Another side of the U.S. Army Special Forces mission is the conduct of foreign internal defense, where a host government requests the Special Forces to come in to help raise the capability of its own forces.

“What foreign internal defense and unconventional warfare have in common is that there is a partner force involved; a non-U.S. force that is at a certain skill level that we are going to try and make better,” Trimble said.

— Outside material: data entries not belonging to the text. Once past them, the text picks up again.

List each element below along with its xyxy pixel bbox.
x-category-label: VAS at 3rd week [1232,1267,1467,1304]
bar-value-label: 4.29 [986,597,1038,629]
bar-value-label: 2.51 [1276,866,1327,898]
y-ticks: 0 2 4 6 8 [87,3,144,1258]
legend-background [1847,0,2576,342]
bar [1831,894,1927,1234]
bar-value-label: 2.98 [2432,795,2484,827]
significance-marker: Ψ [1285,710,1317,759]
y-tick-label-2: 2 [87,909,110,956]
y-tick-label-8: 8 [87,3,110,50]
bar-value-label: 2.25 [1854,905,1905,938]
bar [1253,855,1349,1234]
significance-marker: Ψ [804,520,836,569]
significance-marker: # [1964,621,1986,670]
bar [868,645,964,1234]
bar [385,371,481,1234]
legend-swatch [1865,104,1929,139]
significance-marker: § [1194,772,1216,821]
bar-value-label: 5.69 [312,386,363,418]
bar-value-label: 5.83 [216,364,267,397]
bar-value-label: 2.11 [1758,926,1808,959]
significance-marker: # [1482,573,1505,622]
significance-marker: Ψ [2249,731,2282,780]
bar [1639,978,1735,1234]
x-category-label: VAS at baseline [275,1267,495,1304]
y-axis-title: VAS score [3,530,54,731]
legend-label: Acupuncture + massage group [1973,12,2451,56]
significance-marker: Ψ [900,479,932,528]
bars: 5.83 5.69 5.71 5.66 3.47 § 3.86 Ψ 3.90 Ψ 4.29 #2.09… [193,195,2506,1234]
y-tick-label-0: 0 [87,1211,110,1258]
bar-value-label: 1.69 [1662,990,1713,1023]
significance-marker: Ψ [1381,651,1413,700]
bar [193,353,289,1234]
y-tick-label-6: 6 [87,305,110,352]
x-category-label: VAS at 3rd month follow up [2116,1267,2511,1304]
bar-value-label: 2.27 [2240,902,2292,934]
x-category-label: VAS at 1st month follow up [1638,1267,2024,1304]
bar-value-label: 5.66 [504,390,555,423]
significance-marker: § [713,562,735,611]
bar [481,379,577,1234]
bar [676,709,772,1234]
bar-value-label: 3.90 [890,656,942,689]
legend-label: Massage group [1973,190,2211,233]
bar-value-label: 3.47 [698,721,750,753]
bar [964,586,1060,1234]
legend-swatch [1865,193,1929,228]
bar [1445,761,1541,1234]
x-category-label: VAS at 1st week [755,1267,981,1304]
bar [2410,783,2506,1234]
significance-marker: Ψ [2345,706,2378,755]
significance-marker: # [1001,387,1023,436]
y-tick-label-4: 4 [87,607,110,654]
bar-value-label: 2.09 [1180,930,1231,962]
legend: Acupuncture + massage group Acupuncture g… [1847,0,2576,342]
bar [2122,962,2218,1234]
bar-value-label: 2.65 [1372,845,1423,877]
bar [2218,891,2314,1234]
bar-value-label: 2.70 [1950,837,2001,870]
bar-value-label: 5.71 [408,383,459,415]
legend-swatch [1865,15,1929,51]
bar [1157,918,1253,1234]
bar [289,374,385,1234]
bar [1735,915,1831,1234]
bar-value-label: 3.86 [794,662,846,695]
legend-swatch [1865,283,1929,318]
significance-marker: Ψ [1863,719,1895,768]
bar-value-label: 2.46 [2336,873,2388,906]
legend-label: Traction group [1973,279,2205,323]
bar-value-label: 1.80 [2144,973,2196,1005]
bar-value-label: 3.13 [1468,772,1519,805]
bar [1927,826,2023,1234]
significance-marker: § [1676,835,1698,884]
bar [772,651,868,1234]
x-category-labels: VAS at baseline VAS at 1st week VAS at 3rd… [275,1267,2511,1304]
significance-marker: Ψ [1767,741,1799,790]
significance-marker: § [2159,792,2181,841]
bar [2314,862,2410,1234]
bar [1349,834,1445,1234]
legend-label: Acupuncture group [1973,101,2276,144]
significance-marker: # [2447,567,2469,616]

For the Special Forces soldiers, this culmination began the night of Aug. 2 with ODA 2324 conducting a military free-fall and ODA 2325 conducting airborne static-line jumps in order to “infiltrate” the mock foreign country in the forests of northern North Carolina and southern Virginia. From there, the soldiers continued their infiltration by boat, after acknowledging that if the units had more than three days to complete the training, they would have taken the time to live in the country, identify target sites, further build trust and understanding with their partner guerilla force and send reports up to their higher headquarters.

As the mission continued into the guerrilla force’s tactical movements and actions on their objectives, the cadets within the guerrilla force got some hands-on experience rehearsing important tactical skills, including basic squad- and platoon-level combat and close-quarter battle operations as well as first aid, enemy prisoner-of-war searches and advanced intelligence techniques like target exploitation.

An additional core mission for North Carolina National Guard Special Forces units is that of providing defense support to civil authorities in times of need or crisis such as a natural disaster or civil disturbance. And while Operation Jump Street focused on core Special Forces missions that can only be conducted in foreign environments, the ODAs’ soldiers said any training event is an opportunity to sharpen their team’s movement and communication skills.

The cadets – who cannot be considered to join the Army’s Special Forces Regiment until they’ve served a few years as lieutenants in another Army branch – also gained some valuable experience that will help them succeed in any military position.

“If we’re working with ROTC cadets, we’re going to train them in small-unit tactics, land navigation, things that they need to know to be successful as cadets to earn their commission,” Trimble said.

“It’s building a good relationship between [the Special Forces and N.C. State ROTC] because the cadets get the opportunity to come out here and learn from the best in the Army,” Sendelbach said.